A pensioner is making an emotional pilgrimage to Libya to commemorate the life of his brother who died when a Royal Navy battleship was sunk by enemy mines during the Second World War.

Harold Mason, aged 81, of Oakdene, Stourport-on-Severn, will travel to Tripoli on Tuesday to help preserve the memory of those who lost their lives on board HMS Neptune on December 19, 1941.

His 18-year-old brother, William, an Ordinary Seaman, was one of 764 officers and men serving on the ship, which was part of a group of vessels called K-Force, tracking an Italian convoy off the coast of Tripoli.
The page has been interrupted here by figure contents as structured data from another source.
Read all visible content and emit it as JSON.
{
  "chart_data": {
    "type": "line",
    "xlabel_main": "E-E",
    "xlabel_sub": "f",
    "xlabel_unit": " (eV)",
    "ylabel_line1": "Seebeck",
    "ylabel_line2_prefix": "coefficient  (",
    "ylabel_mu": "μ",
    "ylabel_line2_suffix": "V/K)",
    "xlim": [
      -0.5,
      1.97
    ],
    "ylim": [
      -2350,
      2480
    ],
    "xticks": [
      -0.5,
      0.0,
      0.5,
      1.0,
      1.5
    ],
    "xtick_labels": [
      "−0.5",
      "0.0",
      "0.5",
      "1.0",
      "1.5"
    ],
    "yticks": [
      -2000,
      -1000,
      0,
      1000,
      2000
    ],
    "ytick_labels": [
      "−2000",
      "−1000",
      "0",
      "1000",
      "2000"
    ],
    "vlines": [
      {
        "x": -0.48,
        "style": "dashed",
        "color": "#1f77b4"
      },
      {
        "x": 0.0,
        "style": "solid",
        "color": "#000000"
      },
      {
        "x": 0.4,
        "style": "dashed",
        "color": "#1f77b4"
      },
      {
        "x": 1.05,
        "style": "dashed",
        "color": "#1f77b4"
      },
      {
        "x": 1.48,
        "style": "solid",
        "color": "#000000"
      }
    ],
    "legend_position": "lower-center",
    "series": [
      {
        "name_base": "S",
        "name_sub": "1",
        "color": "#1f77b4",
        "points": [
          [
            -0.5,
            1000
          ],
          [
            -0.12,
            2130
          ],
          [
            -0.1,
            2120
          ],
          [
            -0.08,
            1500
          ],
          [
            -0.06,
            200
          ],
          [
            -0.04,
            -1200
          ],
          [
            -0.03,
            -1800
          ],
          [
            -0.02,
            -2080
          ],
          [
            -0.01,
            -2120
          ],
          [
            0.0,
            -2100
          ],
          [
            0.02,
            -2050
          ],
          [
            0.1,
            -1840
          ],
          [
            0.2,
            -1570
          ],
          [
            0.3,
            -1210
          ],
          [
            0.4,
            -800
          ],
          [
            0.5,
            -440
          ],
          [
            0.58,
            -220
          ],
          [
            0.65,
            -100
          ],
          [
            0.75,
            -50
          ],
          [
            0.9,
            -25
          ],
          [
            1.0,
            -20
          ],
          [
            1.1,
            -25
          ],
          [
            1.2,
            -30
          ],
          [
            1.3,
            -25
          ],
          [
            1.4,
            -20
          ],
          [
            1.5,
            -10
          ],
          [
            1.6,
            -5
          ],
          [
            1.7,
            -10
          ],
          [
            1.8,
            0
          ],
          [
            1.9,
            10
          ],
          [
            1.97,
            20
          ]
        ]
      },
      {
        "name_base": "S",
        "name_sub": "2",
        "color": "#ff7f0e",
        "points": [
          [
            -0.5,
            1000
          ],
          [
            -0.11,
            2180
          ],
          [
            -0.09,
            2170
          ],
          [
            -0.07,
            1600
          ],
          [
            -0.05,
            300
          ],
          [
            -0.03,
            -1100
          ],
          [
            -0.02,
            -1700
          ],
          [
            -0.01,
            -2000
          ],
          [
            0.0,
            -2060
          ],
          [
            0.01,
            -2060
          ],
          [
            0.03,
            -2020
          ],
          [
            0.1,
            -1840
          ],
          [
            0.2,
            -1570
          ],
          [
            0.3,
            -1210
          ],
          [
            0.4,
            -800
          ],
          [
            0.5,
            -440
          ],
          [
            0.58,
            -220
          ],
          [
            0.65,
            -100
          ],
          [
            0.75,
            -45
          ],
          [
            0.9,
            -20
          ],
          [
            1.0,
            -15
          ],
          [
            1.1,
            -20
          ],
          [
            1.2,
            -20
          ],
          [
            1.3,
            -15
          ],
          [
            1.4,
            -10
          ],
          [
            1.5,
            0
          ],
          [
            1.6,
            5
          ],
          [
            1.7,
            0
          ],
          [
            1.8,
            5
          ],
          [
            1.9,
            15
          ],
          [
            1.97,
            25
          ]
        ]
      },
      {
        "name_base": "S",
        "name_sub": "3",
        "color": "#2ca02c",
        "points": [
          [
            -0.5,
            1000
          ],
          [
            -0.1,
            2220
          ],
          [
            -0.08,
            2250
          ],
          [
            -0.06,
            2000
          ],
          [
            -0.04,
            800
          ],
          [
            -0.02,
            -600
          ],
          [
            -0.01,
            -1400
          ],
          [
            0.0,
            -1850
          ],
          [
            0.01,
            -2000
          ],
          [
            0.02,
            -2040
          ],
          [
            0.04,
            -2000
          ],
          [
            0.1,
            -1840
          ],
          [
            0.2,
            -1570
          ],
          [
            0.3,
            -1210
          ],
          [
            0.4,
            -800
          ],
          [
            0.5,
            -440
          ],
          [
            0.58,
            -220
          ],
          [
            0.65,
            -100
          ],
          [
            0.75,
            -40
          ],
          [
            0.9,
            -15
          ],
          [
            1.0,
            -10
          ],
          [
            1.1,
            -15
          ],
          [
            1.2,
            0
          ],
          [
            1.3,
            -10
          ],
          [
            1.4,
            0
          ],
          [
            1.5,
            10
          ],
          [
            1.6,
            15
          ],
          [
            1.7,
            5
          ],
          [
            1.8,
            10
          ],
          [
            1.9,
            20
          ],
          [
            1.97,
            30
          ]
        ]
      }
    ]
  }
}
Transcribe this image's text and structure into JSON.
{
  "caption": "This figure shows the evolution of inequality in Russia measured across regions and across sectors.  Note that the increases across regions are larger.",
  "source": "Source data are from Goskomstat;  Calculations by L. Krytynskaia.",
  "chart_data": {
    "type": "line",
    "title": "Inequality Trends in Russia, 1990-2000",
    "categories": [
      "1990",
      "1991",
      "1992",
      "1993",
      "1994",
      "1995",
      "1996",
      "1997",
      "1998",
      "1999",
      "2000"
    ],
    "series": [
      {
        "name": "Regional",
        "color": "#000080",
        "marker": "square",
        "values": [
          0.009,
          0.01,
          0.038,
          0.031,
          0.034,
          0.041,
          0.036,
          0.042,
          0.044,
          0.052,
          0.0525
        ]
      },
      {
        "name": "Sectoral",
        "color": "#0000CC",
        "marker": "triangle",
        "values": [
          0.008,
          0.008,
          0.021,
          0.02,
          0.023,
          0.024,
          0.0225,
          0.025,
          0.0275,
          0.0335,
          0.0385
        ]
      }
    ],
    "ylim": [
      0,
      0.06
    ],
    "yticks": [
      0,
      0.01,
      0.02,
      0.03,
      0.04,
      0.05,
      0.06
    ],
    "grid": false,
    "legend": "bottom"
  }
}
Only one of the crew survived the disaster and another 73 men on board the destroyer, HMS Kandahar, died when it also hit a mine as it attempted to rescue sailors from the stricken ship.

Mr Mason was a Bevin Boy during the war, working at a coalmine in Alveley and living in Brinton Crescent in Kidderminster. He said his parents, John and Emma, were devastated by the news.
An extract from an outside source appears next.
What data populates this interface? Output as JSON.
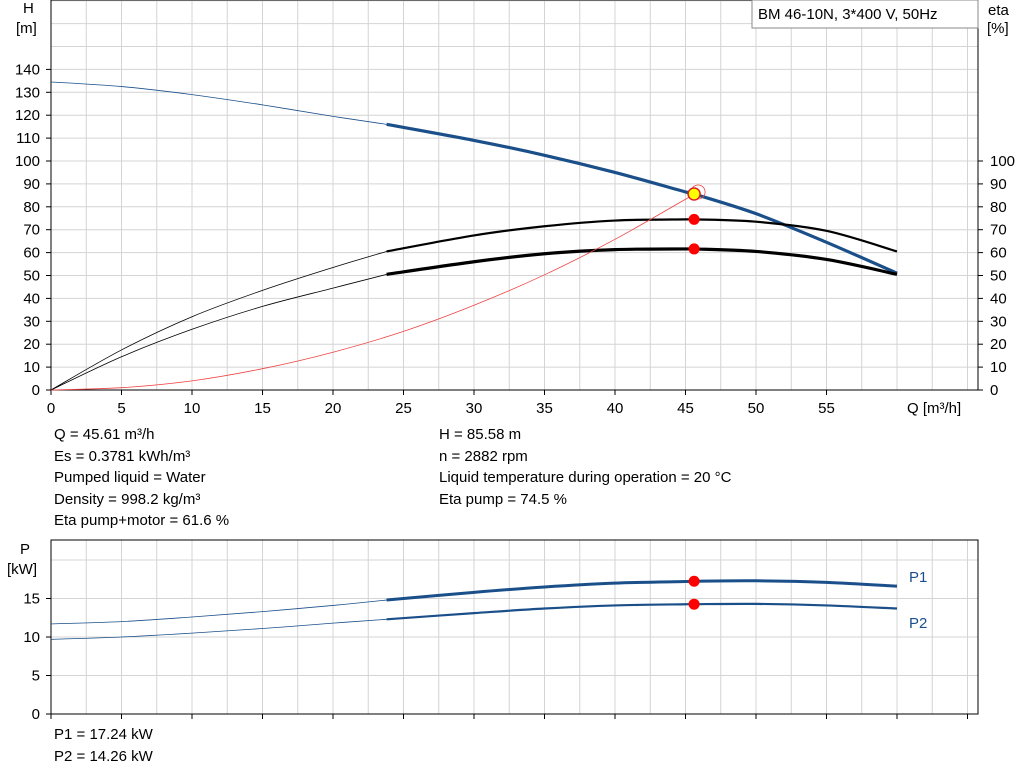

He said : "It was a hard time. My mother kept faith that he would return right until the end of the war, when all the prisoner-of-war camps were being emptied. I walked into the house one day and she just said to me, Your brother isn't coming back'."

Mr Mson said joining the Navy was a lifelong ambition for William, known by all his friends and family as Bill.

He said: "All his life, he had been mad to go in the Navy. He kept pestering my mum and dad. After he left school, he went to work at Naylor's in Green Street but he still kept on saying he wanted to go in the Navy so they paid for him to go to the Lancashire and National Sea Training School in Birkenhead."

After three year's training, William was posted to Douglas on the Isle of Man before joining HMS Neptune based in Malta.

Mr Mason will trace some of his footsteps when he travels to Tripoli and Malta with his daughter Susan, 56, son-in-law Stephen, 58, grandson Neil, 32, and members of the Neptune Association, which was set up in 2002 in memory of those who died.

Members will lay flowers and messages at the believed location of HMS Neptune at sea and will visit the Tripoli War Cemetery. A memorial to the two ships will also be dedicated in Malta.